In 1919, two Cofer brothers borrowed $500 to open a small country store in what was then rural downtown Tucker, GA. That investment grew into a thriving enterprise that included one of the busiest building supply companies in metro Atlanta, one that held its own against corporate giants like Home Depot, Lowe’s and the many other independent lumber yards around metro Atlanta.
The home building industry — which had become the core of Cofer Brothers — hit a screeching halt in 2009 as the country fell into a recession. Company leader Chip Cofer was determined not to become a statistic — he was committed to keeping the family business alive.

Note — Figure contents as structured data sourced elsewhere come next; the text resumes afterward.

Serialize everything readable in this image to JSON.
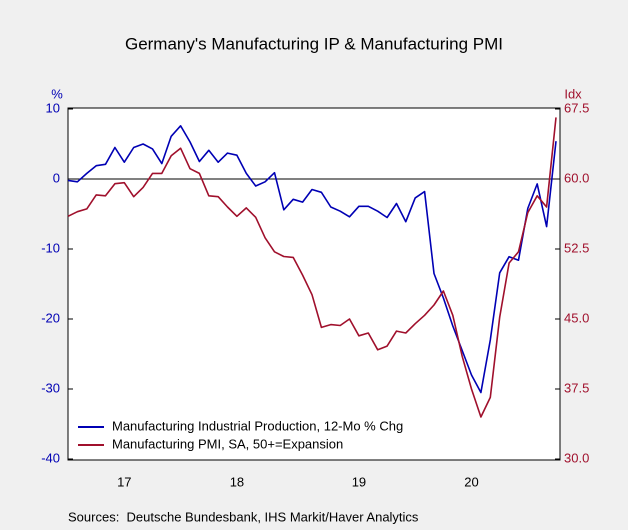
{
  "chart_data": {
    "type": "line",
    "title": "Germany's Manufacturing IP & Manufacturing PMI",
    "y_label": "%",
    "y2_label": "Idx",
    "source": "Sources:  Deutsche Bundesbank, IHS Markit/Haver Analytics",
    "categories": [
      null,
      null,
      null,
      null,
      null,
      null,
      "17",
      null,
      null,
      null,
      null,
      null,
      null,
      null,
      null,
      null,
      null,
      null,
      "18",
      null,
      null,
      null,
      null,
      null,
      null,
      null,
      null,
      null,
      null,
      null,
      null,
      "19",
      null,
      null,
      null,
      null,
      null,
      null,
      null,
      null,
      null,
      null,
      null,
      "20",
      null,
      null,
      null,
      null,
      null,
      null,
      null,
      null,
      null
    ],
    "series": [
      {
        "name": "Manufacturing Industrial Production, 12-Mo % Chg",
        "color": "#0000b4",
        "axis": "y",
        "values": [
          -0.2,
          -0.4,
          0.8,
          1.9,
          2.1,
          4.5,
          2.4,
          4.5,
          5.0,
          4.3,
          2.2,
          6.1,
          7.6,
          5.3,
          2.5,
          4.1,
          2.4,
          3.7,
          3.4,
          0.8,
          -1.0,
          -0.4,
          0.9,
          -4.4,
          -2.9,
          -3.3,
          -1.5,
          -1.9,
          -4.0,
          -4.6,
          -5.4,
          -3.9,
          -3.9,
          -4.6,
          -5.5,
          -3.5,
          -6.1,
          -2.7,
          -1.8,
          -13.5,
          -17,
          -21,
          -24.5,
          -28,
          -30.5,
          -23,
          -13.4,
          -11.1,
          -11.6,
          -4.2,
          -0.7,
          -6.8,
          5.4
        ]
      },
      {
        "name": "Manufacturing PMI, SA, 50+=Expansion",
        "color": "#a0102c",
        "axis": "y2",
        "values": [
          56.0,
          56.5,
          56.8,
          58.3,
          58.2,
          59.5,
          59.6,
          58.1,
          59.1,
          60.6,
          60.6,
          62.5,
          63.3,
          61.1,
          60.6,
          58.2,
          58.1,
          57.0,
          56.0,
          56.9,
          55.9,
          53.7,
          52.2,
          51.7,
          51.6,
          49.7,
          47.6,
          44.1,
          44.4,
          44.3,
          45.0,
          43.2,
          43.5,
          41.7,
          42.1,
          43.7,
          43.5,
          44.5,
          45.4,
          46.5,
          48.0,
          45.4,
          41,
          37.5,
          34.5,
          36.6,
          45.2,
          51.0,
          52.2,
          56.4,
          58.2,
          57.0,
          66.6
        ]
      }
    ],
    "ylim": [
      -40,
      10
    ],
    "yticks": [
      10,
      0,
      -10,
      -20,
      -30,
      -40
    ],
    "y2lim": [
      30,
      67.5
    ],
    "y2ticks": [
      67.5,
      {
        "value": 60,
        "label": "60.0"
      },
      52.5,
      {
        "value": 45,
        "label": "45.0"
      },
      37.5,
      {
        "value": 30,
        "label": "30.0"
      }
    ],
    "reference_line": 0,
    "legend": "lower left",
    "grid": false
  }
}
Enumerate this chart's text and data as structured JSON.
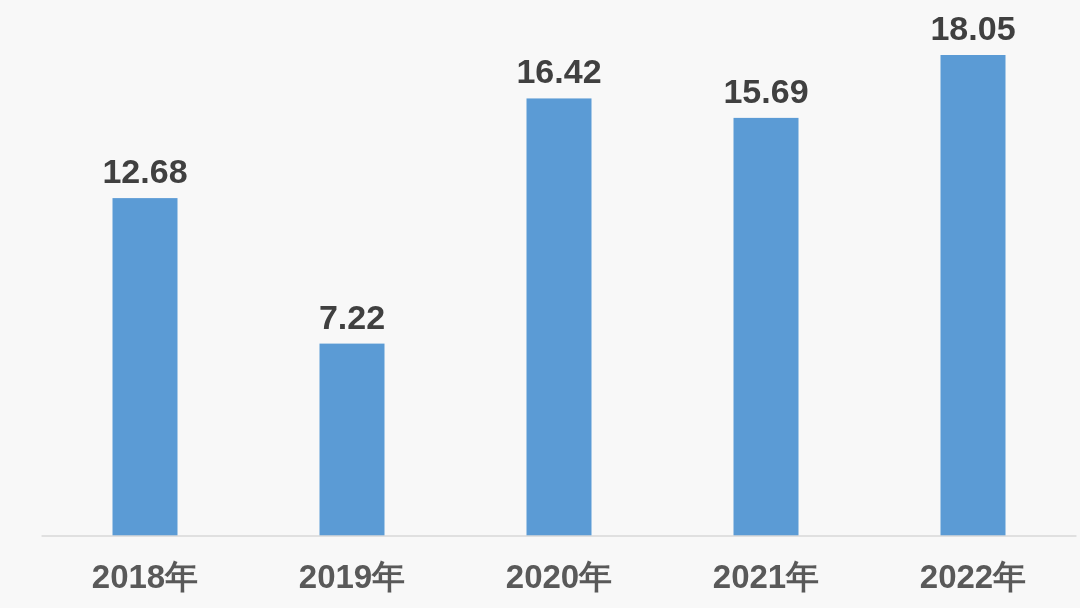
{
  "chart_data": {
    "type": "bar",
    "categories": [
      "2018年",
      "2019年",
      "2020年",
      "2021年",
      "2022年"
    ],
    "values": [
      12.68,
      7.22,
      16.42,
      15.69,
      18.05
    ],
    "color": "#5b9bd5",
    "data_labels": true
  }
}
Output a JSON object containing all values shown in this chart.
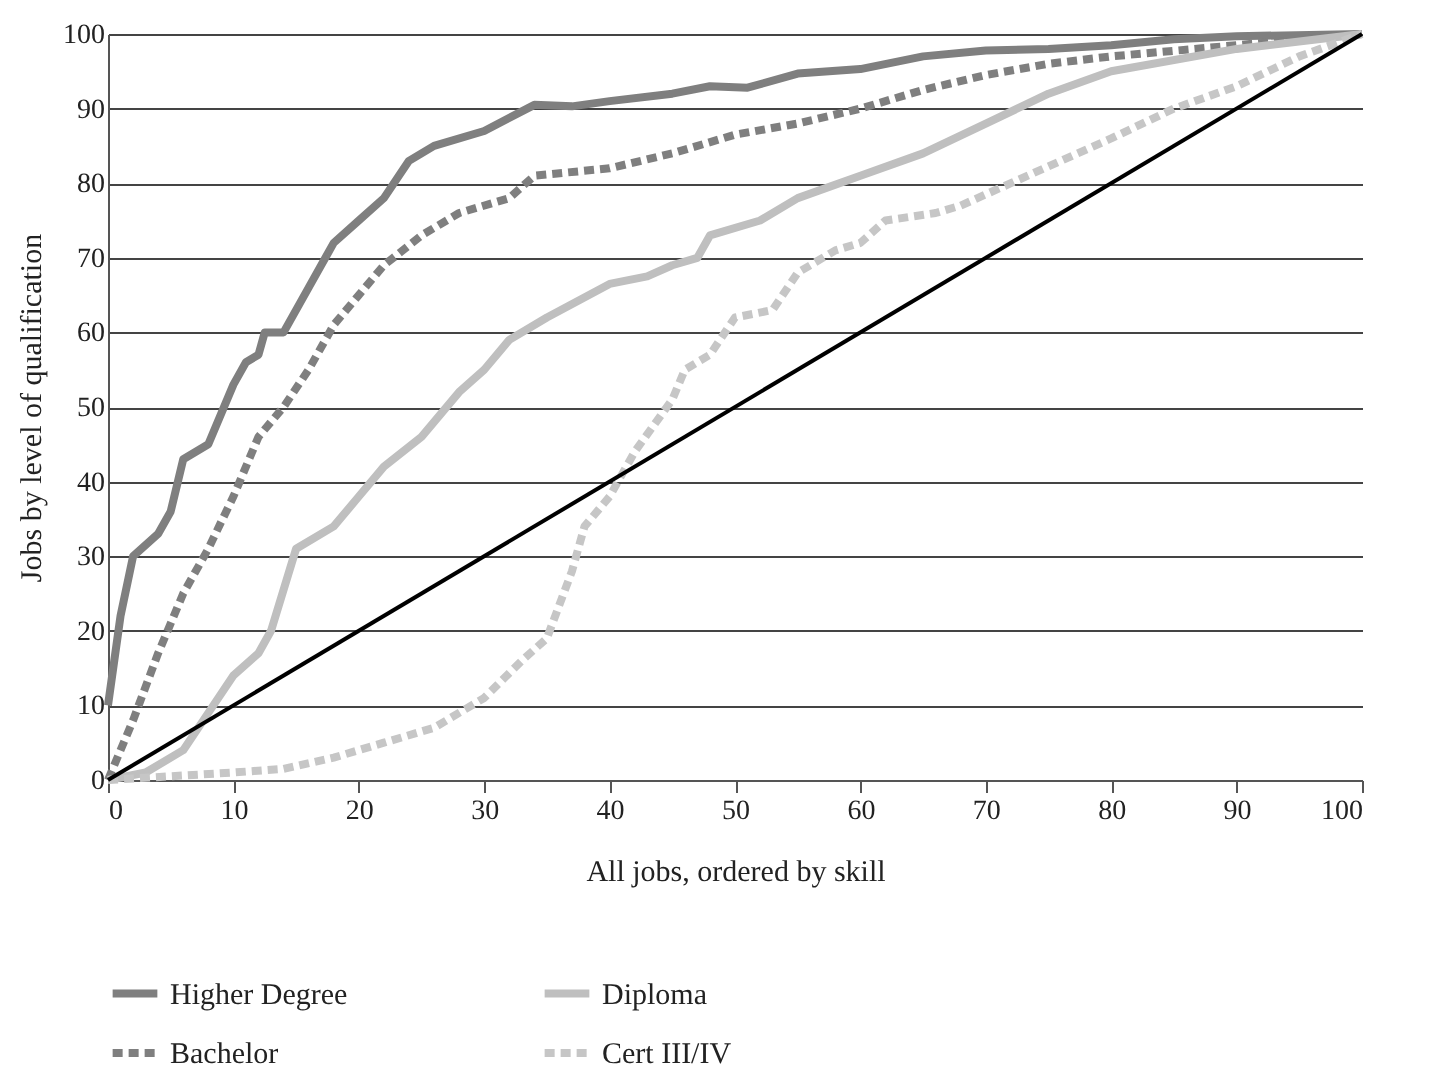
{
  "chart_data": {
    "type": "line",
    "xlabel": "All jobs, ordered by skill",
    "ylabel": "Jobs by level of qualification",
    "xlim": [
      0,
      100
    ],
    "ylim": [
      0,
      100
    ],
    "xticks": [
      0,
      10,
      20,
      30,
      40,
      50,
      60,
      70,
      80,
      90,
      100
    ],
    "yticks": [
      0,
      10,
      20,
      30,
      40,
      50,
      60,
      70,
      80,
      90,
      100
    ],
    "grid": "y",
    "legend": "bottom",
    "marker": "none",
    "series": [
      {
        "name": "Higher Degree",
        "color": "#7f7f7f",
        "line_style": "solid",
        "x": [
          0,
          1,
          2,
          4,
          5,
          6,
          8,
          10,
          11,
          12,
          12.5,
          14,
          16,
          18,
          20,
          22,
          24,
          26,
          30,
          34,
          37,
          40,
          45,
          48,
          51,
          55,
          60,
          65,
          70,
          75,
          80,
          85,
          90,
          100
        ],
        "values": [
          10,
          22,
          30,
          33,
          36,
          43,
          45,
          53,
          56,
          57,
          60,
          60,
          66,
          72,
          75,
          78,
          83,
          85,
          87,
          90.5,
          90.3,
          91,
          92,
          93,
          92.8,
          94.7,
          95.3,
          97,
          97.8,
          98,
          98.5,
          99.3,
          99.7,
          100
        ]
      },
      {
        "name": "Bachelor",
        "color": "#7f7f7f",
        "line_style": "dashed",
        "x": [
          0,
          2,
          4,
          6,
          8,
          10,
          12,
          14,
          16,
          18,
          20,
          22,
          25,
          28,
          32,
          34,
          40,
          45,
          50,
          55,
          60,
          65,
          70,
          75,
          80,
          90,
          100
        ],
        "values": [
          0,
          8,
          17,
          25,
          31,
          38,
          46,
          50,
          55,
          61,
          65,
          69,
          73,
          76,
          78,
          81,
          82,
          84,
          86.5,
          88,
          90,
          92.5,
          94.5,
          96,
          97,
          98.5,
          100
        ]
      },
      {
        "name": "Diploma",
        "color": "#bfbfbf",
        "line_style": "solid",
        "x": [
          0,
          3,
          6,
          8,
          10,
          12,
          13,
          15,
          18,
          20,
          22,
          25,
          28,
          30,
          32,
          35,
          40,
          43,
          45,
          47,
          48,
          52,
          55,
          60,
          65,
          70,
          75,
          80,
          90,
          100
        ],
        "values": [
          0,
          1,
          4,
          9,
          14,
          17,
          20,
          31,
          34,
          38,
          42,
          46,
          52,
          55,
          59,
          62,
          66.5,
          67.5,
          69,
          70,
          73,
          75,
          78,
          81,
          84,
          88,
          92,
          95,
          98,
          100
        ]
      },
      {
        "name": "Cert III/IV",
        "color": "#c6c6c6",
        "line_style": "dashed",
        "x": [
          0,
          5,
          10,
          14,
          18,
          22,
          26,
          30,
          33,
          35,
          37,
          38,
          40,
          42,
          45,
          46,
          48,
          50,
          53,
          55,
          58,
          60,
          62,
          66,
          68,
          72,
          76,
          80,
          85,
          90,
          95,
          100
        ],
        "values": [
          0,
          0.5,
          1,
          1.5,
          3,
          5,
          7,
          11,
          16,
          19,
          28,
          34,
          38,
          44,
          51,
          55,
          57,
          62,
          63,
          68,
          71,
          72,
          75,
          76,
          77,
          80,
          83,
          86,
          90,
          93,
          97,
          100
        ]
      },
      {
        "color": "#000000",
        "line_style": "solid",
        "x": [
          0,
          100
        ],
        "values": [
          0,
          100
        ]
      }
    ]
  }
}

And as the saying goes, when one door closes another one opens.
“My dad had one hobby outside of our business and helping raise five children — collecting cars,” says Chip Cofer, today the CEO of the 100-year-old Cofer Brothers. “That hobby turned out to be just what we needed at the right time.”
Through that hobby came a friendship with local businessman who provided cars to movies, and like many thriving in Georgia’s film and television production industry, one introduction leads to many opportunities. For Chip, that was an introduction to the person buying the materials for a local set in Tucker.
“I saw the set, and thought, wow, this takes a lot of material. We can do this — this is what we do,” Chip says.
It was the beginning of Cofer Studio Supply, the division of Cofer Brothers that supplies materials to film and television productions around Georgia. Still based in Tucker, Cofer Brothers today employees about 50 people, including fourth-generation members of the Cofer family. The company’s sales manager, Steve Young, has worked for Cofer Brothers for nearly 50 years. The average length of employment for the team is 15 years. Katie Cofer-Scott, Chip’s daughter, and Kenny Wiggins handle the Cofer Studio Supply sales side of the business.
Film and television productions make up about a third of Cofer Brothers’ business, Chip says. The company is currently servicing about 35 production, and counts among its satisfied customers “Black Panther,” “Ozark,” and “Stranger Things.”
“The movie and TV business roared into Georgia like a freight train,” says Chip, who says he’s been a big fan of the business since he rode in a Cofer Brothers truck in scenes in “Smokey and the Bandit” as a teenager. “It’s a huge part of our story, and gave us the new life we needed to pull through a tough time in our history.
“A hundred years later, Cofer Brothers is still going strong.”